Mohon tunggu...
Feri Firdaus
Feri Firdaus Mohon Tunggu... pelajar/mahasiswa -

Cuma rakyat biasa penikmat kopi dan singkong rebus, tertarik dengan dunia komunikasi, sospolbud, dan iptek. Berkutut di @firdaus_feri

Selanjutnya

Tutup

Humaniora

Sekilas Memori Tentang “Sang Orator” Aditya Prasetya

22 November 2013   23:09 Diperbarui: 24 Juni 2015   04:47 212
+
Laporkan Konten
Laporkan Akun
Kompasiana adalah platform blog. Konten ini menjadi tanggung jawab bloger dan tidak mewakili pandangan redaksi Kompas.
Lihat foto
Humaniora. Sumber ilustrasi: PEXELS/San Fermin Pamplona

“nasib terbaik tak dilahirkan, kedua mati muda”

- Gie -

Sebetulnya saya sudah tidak ingin mengingat-ingat lagi wafatnya teman baik saya Aditya Prasetya, karena bagaimanapun kepergiannya amat membawa duka yang mendalam bagi banyak orang khususnya saya pribadi. Tetapi baiklah jika dengan menuliskan kesan dan pengalaman saya yang sempat melewati hari-hari bersama dengan almarhum mungkin ada sesuatu yang bisa diambil, maka dengan senang hati saya buat catatan sederhana ini. Sekaligus membayar hutang tulisan yang saya janjikan untuk seorang sahabat karib diujung sana yang sedang gundah gulana menghadapi rupa-rupa kehidupan. Sabaaaarrr.

Kenal Adit

Boleh dikatakan saya kenal Adit belum begitu lama, karena baru bertemu dan sekedar tahu saat bersama-sama berada dalam satu atap di Gedung PKM Unila sebagai mitra kerja tahun 2009. Saat itu Adit merupakan salah seorang Anggota Dewan Perwakilan Mahasiswa Universitas (DPM U), dan saya sendiri di Badan Eksekutif Mahasiswa Universitas (BEM U) sebagai Menteri Komunikasi dan Informasi.

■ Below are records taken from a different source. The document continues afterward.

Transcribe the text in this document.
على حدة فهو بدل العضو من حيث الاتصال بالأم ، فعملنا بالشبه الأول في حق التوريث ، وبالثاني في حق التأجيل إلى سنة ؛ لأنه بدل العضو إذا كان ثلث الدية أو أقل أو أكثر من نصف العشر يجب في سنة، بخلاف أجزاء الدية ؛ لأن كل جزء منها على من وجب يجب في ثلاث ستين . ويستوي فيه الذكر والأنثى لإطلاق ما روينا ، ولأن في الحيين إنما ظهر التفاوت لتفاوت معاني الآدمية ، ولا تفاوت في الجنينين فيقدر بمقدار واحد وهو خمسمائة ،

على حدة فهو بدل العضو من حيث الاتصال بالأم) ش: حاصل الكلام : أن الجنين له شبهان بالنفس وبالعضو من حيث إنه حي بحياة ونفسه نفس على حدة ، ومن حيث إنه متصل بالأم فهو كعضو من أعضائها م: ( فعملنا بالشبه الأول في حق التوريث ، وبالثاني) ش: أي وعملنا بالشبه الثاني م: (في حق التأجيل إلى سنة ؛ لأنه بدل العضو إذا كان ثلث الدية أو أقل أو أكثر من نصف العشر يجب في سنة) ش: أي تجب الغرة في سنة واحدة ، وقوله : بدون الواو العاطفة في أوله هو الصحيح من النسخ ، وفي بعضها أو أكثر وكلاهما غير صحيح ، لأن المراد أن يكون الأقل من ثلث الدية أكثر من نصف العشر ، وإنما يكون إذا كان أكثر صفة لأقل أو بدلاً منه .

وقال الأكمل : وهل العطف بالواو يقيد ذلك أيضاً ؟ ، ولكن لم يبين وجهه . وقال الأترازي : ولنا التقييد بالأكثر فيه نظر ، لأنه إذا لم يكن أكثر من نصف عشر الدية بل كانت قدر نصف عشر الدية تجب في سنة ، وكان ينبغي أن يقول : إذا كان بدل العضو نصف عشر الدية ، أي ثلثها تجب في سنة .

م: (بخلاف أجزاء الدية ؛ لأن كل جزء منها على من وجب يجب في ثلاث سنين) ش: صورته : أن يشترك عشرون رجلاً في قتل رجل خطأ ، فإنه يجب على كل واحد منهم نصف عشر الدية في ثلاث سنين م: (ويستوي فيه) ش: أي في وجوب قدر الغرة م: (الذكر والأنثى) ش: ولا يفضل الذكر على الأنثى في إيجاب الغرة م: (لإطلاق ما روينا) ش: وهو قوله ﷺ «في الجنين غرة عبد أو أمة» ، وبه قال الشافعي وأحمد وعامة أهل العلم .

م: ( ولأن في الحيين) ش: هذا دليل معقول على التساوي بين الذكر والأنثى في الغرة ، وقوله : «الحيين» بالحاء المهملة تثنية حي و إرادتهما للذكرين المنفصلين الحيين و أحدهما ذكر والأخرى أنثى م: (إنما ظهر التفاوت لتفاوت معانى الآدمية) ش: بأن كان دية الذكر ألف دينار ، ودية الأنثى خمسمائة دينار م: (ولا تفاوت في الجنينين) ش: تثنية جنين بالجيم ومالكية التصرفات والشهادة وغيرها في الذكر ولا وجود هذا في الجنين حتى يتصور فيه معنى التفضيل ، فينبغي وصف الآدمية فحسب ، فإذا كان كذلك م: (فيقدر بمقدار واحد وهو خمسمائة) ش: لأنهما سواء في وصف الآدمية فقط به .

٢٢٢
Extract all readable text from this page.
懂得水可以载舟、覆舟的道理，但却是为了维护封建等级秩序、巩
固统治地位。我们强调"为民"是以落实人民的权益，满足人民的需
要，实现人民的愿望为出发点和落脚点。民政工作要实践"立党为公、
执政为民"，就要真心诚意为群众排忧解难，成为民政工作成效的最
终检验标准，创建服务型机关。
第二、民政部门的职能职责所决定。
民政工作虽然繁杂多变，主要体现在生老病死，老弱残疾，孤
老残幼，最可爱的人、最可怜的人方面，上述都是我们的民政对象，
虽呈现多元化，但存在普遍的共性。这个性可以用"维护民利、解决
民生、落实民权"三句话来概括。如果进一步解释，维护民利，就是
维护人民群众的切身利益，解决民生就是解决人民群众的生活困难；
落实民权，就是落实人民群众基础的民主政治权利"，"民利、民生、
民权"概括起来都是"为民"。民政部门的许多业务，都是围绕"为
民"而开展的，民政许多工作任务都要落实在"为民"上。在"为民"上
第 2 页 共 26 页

Ketika rapat-rapat bersama DPM U, Adit merupakan salah seorang Anggota DPM U yang cukup menarik perhatian saya. Karena ia adalah orang yang sangat kritis terhadap kerja-kerja BEM U. Ia tidak segan untuk lantang menyuarakan unek-uneknya kepada BEM U meskipun yang menjadi Presiden Mahasiswa saat itu adalah seniornya sendiri di Jurusan Fisika FKIP.

Ia seolah ingin menunjukkan keberanian dan profesionalitasnya sebagai seorang legislator yang mencintai almamaternya dan layak berada di DPM U. Cara berbicaranya yang cepat dan meledak-ledak serta argumentasinya yang panjang lebar membuat saya percaya bahwa ia punya pengetahuan yang luas. Sampai disini saya yakin bahwa Adit punya potensi yang besar untuk menjadi orang hebat di masa depan.

Oleh karena itulah, saat saya diberi kesempatan untuk menahkodai BEM U tahun 2010-2011, tanpa ragu saya undang Adit untuk mengemban tugas sebagai Menteri Hukum, Advokasi, dan Perundang-undangan. Awalnya ia ragu, karena secara bersamaan ia diminta pula oleh temannya untuk mengemban amanah di luar kampus. Apalagi, selain kuliah dan berorganisasi, ia juga bekerja sebagai pengajar privat di beberapa tempat. Namun, setelah beberapa kali diyakinkan barulah ia menyanggupi untuk bergabung di BEM U.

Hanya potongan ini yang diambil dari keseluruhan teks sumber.